Figure 3. Hh pathway activity in FSCs must be high and precise but need not be higher than in daughters.

(A, B) Percentage of ovarioles retaining marked FSC clones 14 days after induction in (A) adults (blue) or (B) larvae (red), with dark colors indicating “all-marked” clones for FSCs lacking function of the indicated Hh signaling pathway components and controls (Con). At the bottom, the resulting strength of constitutive pathway activity, response to Hh and the sum of both are indicated based on extensive studies in wing discs.

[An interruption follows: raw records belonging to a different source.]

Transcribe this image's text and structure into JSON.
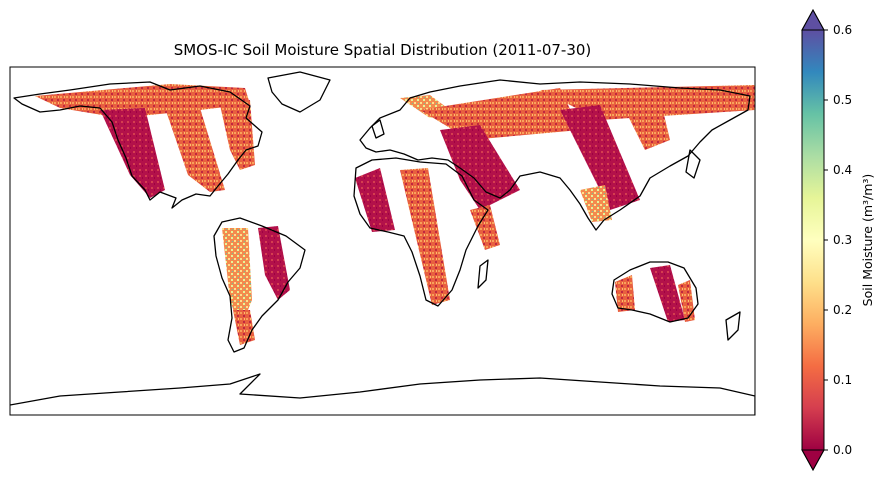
{
  "title": "SMOS-IC Soil Moisture Spatial Distribution (2011-07-30)",
  "colorbar": {
    "label": "Soil Moisture (m³/m³)",
    "colormap": "Spectral",
    "range": [
      0.0,
      0.6
    ],
    "extend": "both",
    "ticks": [
      "0.0",
      "0.1",
      "0.2",
      "0.3",
      "0.4",
      "0.5",
      "0.6"
    ],
    "colors": [
      "#9e0142",
      "#d53e4f",
      "#f46d43",
      "#fdae61",
      "#fee08b",
      "#ffffbf",
      "#e6f598",
      "#abdda4",
      "#66c2a5",
      "#3288bd",
      "#5e4fa2"
    ]
  },
  "map": {
    "projection": "PlateCarree",
    "features": [
      "coastlines"
    ],
    "data_type": "satellite swath soil moisture"
  }
}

Statistical differences from control values calculated by Fisher’s two-tailed test are indicated as p<0.0001 (*) or p<0.01 (#). (C-E) Hh pathway activity is reported here by staining β-galactosidase (red) from a ptc-lacZ transgene, shown alone (C’–E’) or together with FSC clone markers (green in C–E). Hh pathway activity is (C, C’) slightly higher in a wild-type FSC (arrow) than in more posterior daughters, (D, D’) reduced in the FSC (arrow) of a positively-marked smo pka clone (green; white line) and (E, E’) high and uniform among the FSC and daughters of a negatively-marked (no green; white line) smo pka clone in Su(fu) mutant animals. Red scale bars represent 25µm.